On the second day at my father's, I got a call from Des, an old friend of Miia's.
"Can't be serious, mush," he said, "Miia loved smelly old Kitten."
"Miia loved all sorts of things, Buddy, but what are you on about?
"Some freakin' streak of piss on sticks dropped Kitten off in a cat box, said you said to put her down. Well, I weren't having that, so I took the cat anyway and thought I ought to give you a bell."
"You done good, Des," I told him, dropping effortlessly into guvspeak. "Sis would be proud a ya. Favour, yeah? Take care of puss and drop her in tomorrow evening at about seven, will ya? See ya right, mate."
"'Course I will, but what's the game? I'm gonna have to hide it from me dad, yeah. He gets a sniff of a ninety quid needle job languishing on death row, and he will expect to see it through."
Des's father was the vet and, ergo, Kitten's doctor, and, as such, I thought he might have been a little more pro-life than he apparently was. But I suppose ninety quid is ninety quid these days as ever it was, and I let it go.
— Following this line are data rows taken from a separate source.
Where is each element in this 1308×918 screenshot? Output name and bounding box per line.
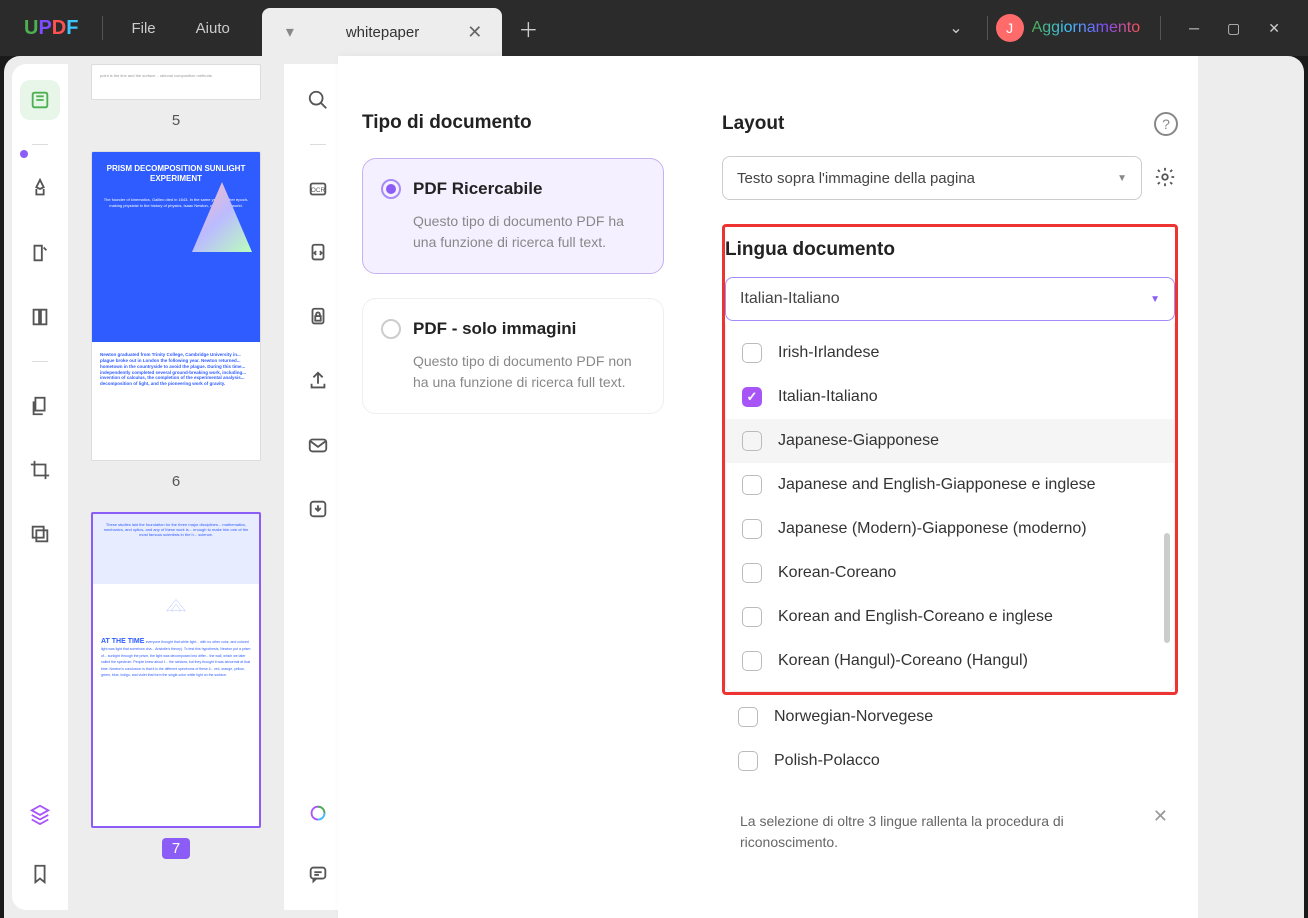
separator xyxy=(310,144,326,145)
language-option[interactable]: Korean-Coreano xyxy=(726,551,1174,595)
svg-text:E: E xyxy=(184,611,185,613)
thumbnail-panel: point is the line and the surface... rat… xyxy=(68,56,284,918)
tab-title: whitepaper xyxy=(322,24,443,41)
reader-tool[interactable] xyxy=(20,80,60,120)
language-option[interactable]: Italian-Italiano xyxy=(726,375,1174,419)
divider xyxy=(987,16,988,40)
checkbox-icon xyxy=(742,475,762,495)
divider xyxy=(1160,16,1161,40)
svg-text:A: A xyxy=(176,597,177,600)
help-icon[interactable]: ? xyxy=(1154,112,1178,136)
svg-text:D: D xyxy=(167,611,168,613)
menu-file[interactable]: File xyxy=(111,20,175,37)
crop-tool[interactable] xyxy=(20,450,60,490)
workspace: point is the line and the surface... rat… xyxy=(4,56,1304,918)
layout-select[interactable]: Testo sopra l'immagine della pagina ▼ xyxy=(722,156,1142,200)
highlight-tool[interactable] xyxy=(20,169,60,209)
comment-icon[interactable] xyxy=(298,854,338,894)
page-number: 7 xyxy=(162,838,190,859)
mail-icon[interactable] xyxy=(298,425,338,465)
language-option[interactable]: Korean and English-Coreano e inglese xyxy=(726,595,1174,639)
language-select[interactable]: Italian-Italiano ▼ xyxy=(725,277,1175,321)
upgrade-link[interactable]: Aggiornamento xyxy=(1032,19,1141,37)
panel-title: Tipo di documento xyxy=(362,112,664,134)
bookmark-tool[interactable] xyxy=(20,854,60,894)
language-option[interactable]: Norwegian-Norvegese xyxy=(722,695,1178,739)
titlebar: UPDF File Aiuto ▾ whitepaper ✕ ＋ ⌄ J Agg… xyxy=(0,0,1308,56)
menu-help[interactable]: Aiuto xyxy=(176,20,250,37)
highlighted-section: Lingua documento Italian-Italiano ▼ Iris… xyxy=(722,224,1178,695)
chevron-down-icon[interactable]: ⌄ xyxy=(933,18,978,38)
new-tab-button[interactable]: ＋ xyxy=(518,14,538,43)
thumbnail-page-5[interactable]: point is the line and the surface... rat… xyxy=(91,64,261,100)
close-icon[interactable]: ✕ xyxy=(467,22,482,43)
svg-text:OCR: OCR xyxy=(311,187,326,194)
checkbox-icon xyxy=(738,751,758,771)
close-window-icon[interactable]: ✕ xyxy=(1268,20,1280,37)
checkbox-icon xyxy=(742,343,762,363)
language-label: Lingua documento xyxy=(725,239,1175,261)
pages-tool[interactable] xyxy=(20,297,60,337)
page-number: 6 xyxy=(162,471,190,492)
document-tab[interactable]: ▾ whitepaper ✕ xyxy=(262,8,502,56)
option-image-only-pdf[interactable]: PDF - solo immagini Questo tipo di docum… xyxy=(362,298,664,414)
app-logo: UPDF xyxy=(8,17,94,40)
option-searchable-pdf[interactable]: PDF Ricercabile Questo tipo di documento… xyxy=(362,158,664,274)
close-icon[interactable]: ✕ xyxy=(1153,803,1168,830)
language-option[interactable]: Korean (Hangul)-Coreano (Hangul) xyxy=(726,639,1174,683)
checkbox-icon xyxy=(742,519,762,539)
separator xyxy=(32,144,48,145)
left-toolbar xyxy=(12,64,68,910)
divider xyxy=(102,16,103,40)
language-option[interactable]: Polish-Polacco xyxy=(722,739,1178,783)
language-dropdown-list[interactable]: Irish-IrlandeseItalian-ItalianoJapanese-… xyxy=(725,323,1175,692)
layout-language-panel: Layout ? Testo sopra l'immagine della pa… xyxy=(688,56,1198,918)
scrollbar[interactable] xyxy=(1164,533,1170,643)
stack-tool[interactable] xyxy=(20,514,60,554)
search-icon[interactable] xyxy=(298,80,338,120)
radio-icon xyxy=(381,179,401,199)
checkbox-icon xyxy=(742,651,762,671)
separator xyxy=(32,361,48,362)
avatar[interactable]: J xyxy=(996,14,1024,42)
edit-tool[interactable] xyxy=(20,233,60,273)
share-icon[interactable] xyxy=(298,361,338,401)
language-option[interactable]: Japanese and English-Giapponese e ingles… xyxy=(726,463,1174,507)
thumbnail-page-6[interactable]: PRISM DECOMPOSITION SUNLIGHT EXPERIMENT … xyxy=(91,151,261,461)
indicator-dot xyxy=(20,150,28,158)
thumbnail-page-7[interactable]: These studies laid the foundation for th… xyxy=(91,512,261,828)
page-number: 5 xyxy=(162,110,190,131)
minimize-icon[interactable]: ─ xyxy=(1189,20,1199,37)
gear-icon[interactable] xyxy=(1154,166,1178,190)
language-hint: ✕ La selezione di oltre 3 lingue rallent… xyxy=(722,799,1178,865)
language-option[interactable]: Japanese (Modern)-Giapponese (moderno) xyxy=(726,507,1174,551)
checkbox-icon xyxy=(742,387,762,407)
radio-icon xyxy=(381,319,401,339)
checkbox-icon xyxy=(738,707,758,727)
svg-text:N: N xyxy=(179,611,180,613)
checkbox-icon xyxy=(742,563,762,583)
language-option[interactable]: Japanese-Giapponese xyxy=(726,419,1174,463)
language-option[interactable]: Irish-Irlandese xyxy=(726,331,1174,375)
copy-tool[interactable] xyxy=(20,386,60,426)
maximize-icon[interactable]: ▢ xyxy=(1227,20,1240,37)
chevron-down-icon: ▼ xyxy=(1150,294,1160,305)
checkbox-icon xyxy=(742,431,762,451)
save-icon[interactable] xyxy=(298,489,338,529)
svg-text:B: B xyxy=(171,606,172,608)
chevron-down-icon: ▼ xyxy=(1117,173,1127,184)
convert-icon[interactable] xyxy=(298,233,338,273)
lock-icon[interactable] xyxy=(298,297,338,337)
tab-dropdown-icon[interactable]: ▾ xyxy=(282,24,298,40)
ocr-icon[interactable]: OCR xyxy=(298,169,338,209)
checkbox-icon xyxy=(742,607,762,627)
svg-text:M: M xyxy=(172,611,173,613)
layout-label: Layout xyxy=(722,113,784,135)
ai-icon[interactable] xyxy=(298,794,338,834)
layers-tool[interactable] xyxy=(20,794,60,834)
document-type-panel: Tipo di documento PDF Ricercabile Questo… xyxy=(338,56,688,918)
"It's just a mix-up, mate," I told Des. "The old language barrier. He's Ukranian, staying with us for a while. Dodging the fighting at home. You know Miia, she was always a sucker for a hopeless case. His name's Vanka pronounced Wanka. Yeah, give it a rest already, Des, and try to be a bit grown up about it. Imagine what the poor sod has to go through over here with a name like that. Drop Kitten off to him and tell him it's okay, just a mix-up, and I'll fill him in when I get home."
I made sure to be home by six the following evening, and when Wanka Mal told me Kitten had run away and not been seen for two days, I said nothing. The doorbell rang at seven on the button.
"Get that, would you, Mal?"
He opened the door. Des shoved the cat box at him and said, slowly, with the volume and precision that is necessary for a Brit to communicate with any class of foreigner, "You, Wanker? Here's the cat. Matey's gonna fill ya in."
Wanka Mal turned to me with a puzzled look.
I am not a powerful man, so I was pleased when my right cross brought Wanka Mal to full stretch on the floor with blood on his face.
Then, against my better judgement, I gave him two more days to put his traps together and clear out.
Kitten and I watched him closely over that period. I did not believe he would go without taking revenge on me by doing something audacious to Kitten or me, and Kitten agreed. Since Miia's passing, Kitten's traumatic stay on death row and my decking of Wanka Mal, we had grown very close. So close indeed that while watching Corrie together on the sofa, Kitten whispered to me that we should not hesitate but rather get proactive with the revenge for whatever it was that Wanka Mal was about to do to us. I agreed, and following behind Kitten, I crept up the stairs while he was out. We went into the room he had shared with Miia, and I carefully turned back his bedding. Kitten hunkered down and got busy in the sheets, then I pulled the covers up again, so the bed looked undisturbed, and we were both snorting with laughter when she said,
"Hey, what are you waiting for? Wanka Mal's didge is right there; here is your opportunity."
It was too good a chance to miss, and friends, I have to admit to a shameful deed that ruined that didge's prospects ongoing as a wind instrument.
Perhaps the best part of our pre-emptive revenge came later that evening, however, when Wanka Mal, screaming like a banshee, came flying down the stairs with a couple of carrier bags and the dirty didge over his shoulder and flew out of the door, a terrible stench following close behind him like a hell-hound on his trail.
We laughed, Kitten and I, and blessed if that clever old cat didn't suggest a large Jack, which went down a treat and tempted me to a few more of the same.
"Dearest cat," I whispered. "You once told me you were not nice, but I don't care. I love you all the same."